Na Bavária, antes de obrigar o uso da máscara o governo comprou 2,5 milhões de unidades para distribuir aos que não podem comprá-la. Médicos se preocupam ainda com o risco de que o uso da máscara FFP2 dê uma falsa sensação de proteção, que faria as pessoas reduzirem seus cuidados contra o contágio. Além disso, de acordo com testes de laboratório, as versões que têm válvulas deveriam ser evitadas, porque não evitam que um usuário contaminado transmita o vírus para outras pessoas (veja vídeo).
Na França, que atualmente discute uma nova política ambiental, a sustentabilidade da nova regra do governo também foi posta em questão, já que, diferentemente das máscaras caseiras, as FFP2 são descartáveis.
BRASIL
De acordo com a infectologista Raquel Stucchi, pesquisadora da Unicamp e consultora da SBI (Sociedade Brasileira de Infectologia), não há nenhuma comprovação científica de que as máscaras caseiras de tecido não sejam efetivas contra as novas variantes do coronavírus. Por enquanto, há apenas uma suposição.
“O que mudou no vírus foi um pedaço dele, ele não mudou de tamanho. As maneiras de transmissão também continuam as mesmas. Dessa forma, as máscaras de modo geral continuariam bem eficientes”, afirma a cientista.
Segundo ela, como há muitas pessoas que usam a máscara de forma incorreta, não é possível dizer se as pessoas estão se infectando apesar do uso das máscaras, o que indicaria a necessidade de proteções melhores.
De acordo com a empresa de dados de mercado Statista, o número de pessoas que fazem uso constante da proteção varia bastante entre os países europeus. Enquanto na Espanha cerca de 96% declaram usar as máscaras sempre, o número cai para 66% no Reino Unido e 12% na Suécia.
Pesquisa Datafolha realizada no início de novembro verificou se os entrevistados de São Paulo, Rio e Recife usavam corretamente a máscara no momento do questionário. O maior respeito foi identificado em São Paulo, onde 81% usavam a proteção de maneira adequada e apenas 12% não estavam sem. Já a menor adesão à máscara foi registrada em Recife, onde 70% utilizavam a proteção.
Stucchi lembra que as máscaras devem ter pelo menos duas camadas de tecido de trama mais fechada para proteger contra o vírus, mas não podem dificultar a respiração. O equipamento deve cobrir boca e nariz e não deixar espaços nas laterais, ficando bem ajustado ao rosto. “Máscaras de crochê, que estão na moda, são bonitas, mas sem eficácia”, afirma.

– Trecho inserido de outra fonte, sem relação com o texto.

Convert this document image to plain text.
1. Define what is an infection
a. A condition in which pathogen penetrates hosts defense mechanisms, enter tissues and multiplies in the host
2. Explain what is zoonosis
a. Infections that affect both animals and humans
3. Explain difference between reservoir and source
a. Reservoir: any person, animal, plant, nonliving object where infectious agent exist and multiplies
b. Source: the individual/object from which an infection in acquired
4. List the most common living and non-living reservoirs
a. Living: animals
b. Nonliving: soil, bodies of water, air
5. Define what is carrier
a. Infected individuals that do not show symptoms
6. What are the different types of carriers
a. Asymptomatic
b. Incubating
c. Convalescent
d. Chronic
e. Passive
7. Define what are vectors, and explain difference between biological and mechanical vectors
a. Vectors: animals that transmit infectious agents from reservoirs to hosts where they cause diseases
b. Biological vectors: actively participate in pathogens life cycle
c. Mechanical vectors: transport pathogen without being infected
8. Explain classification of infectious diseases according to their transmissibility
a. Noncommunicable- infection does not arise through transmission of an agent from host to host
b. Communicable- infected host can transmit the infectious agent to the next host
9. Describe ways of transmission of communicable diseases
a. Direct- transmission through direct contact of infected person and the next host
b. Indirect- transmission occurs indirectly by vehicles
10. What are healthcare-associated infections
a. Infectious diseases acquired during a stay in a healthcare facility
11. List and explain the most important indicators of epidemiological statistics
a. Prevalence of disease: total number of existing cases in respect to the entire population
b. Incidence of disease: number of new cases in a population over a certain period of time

Artigos científicos que investigam eficácia das máscaras contra o vírus apontam proteção semelhante entre máscaras de tecido e produtos industrializados. Um dos mais recentes, publicado em dezembro de 2020 na revista científica Aerosol Science and Technology por cientistas do CDC (Centros para o Controle e Prevenção de Doenças dos Estados Unidos), mostrou que máscaras feitas com três camadas de tecido têm poder para barrar 51% dos aerossóis que uma pessoa pode expelir em uma tosse. Uma máscara cirúrgica pode bloquear 59% dos aerossóis em uma mesma situação.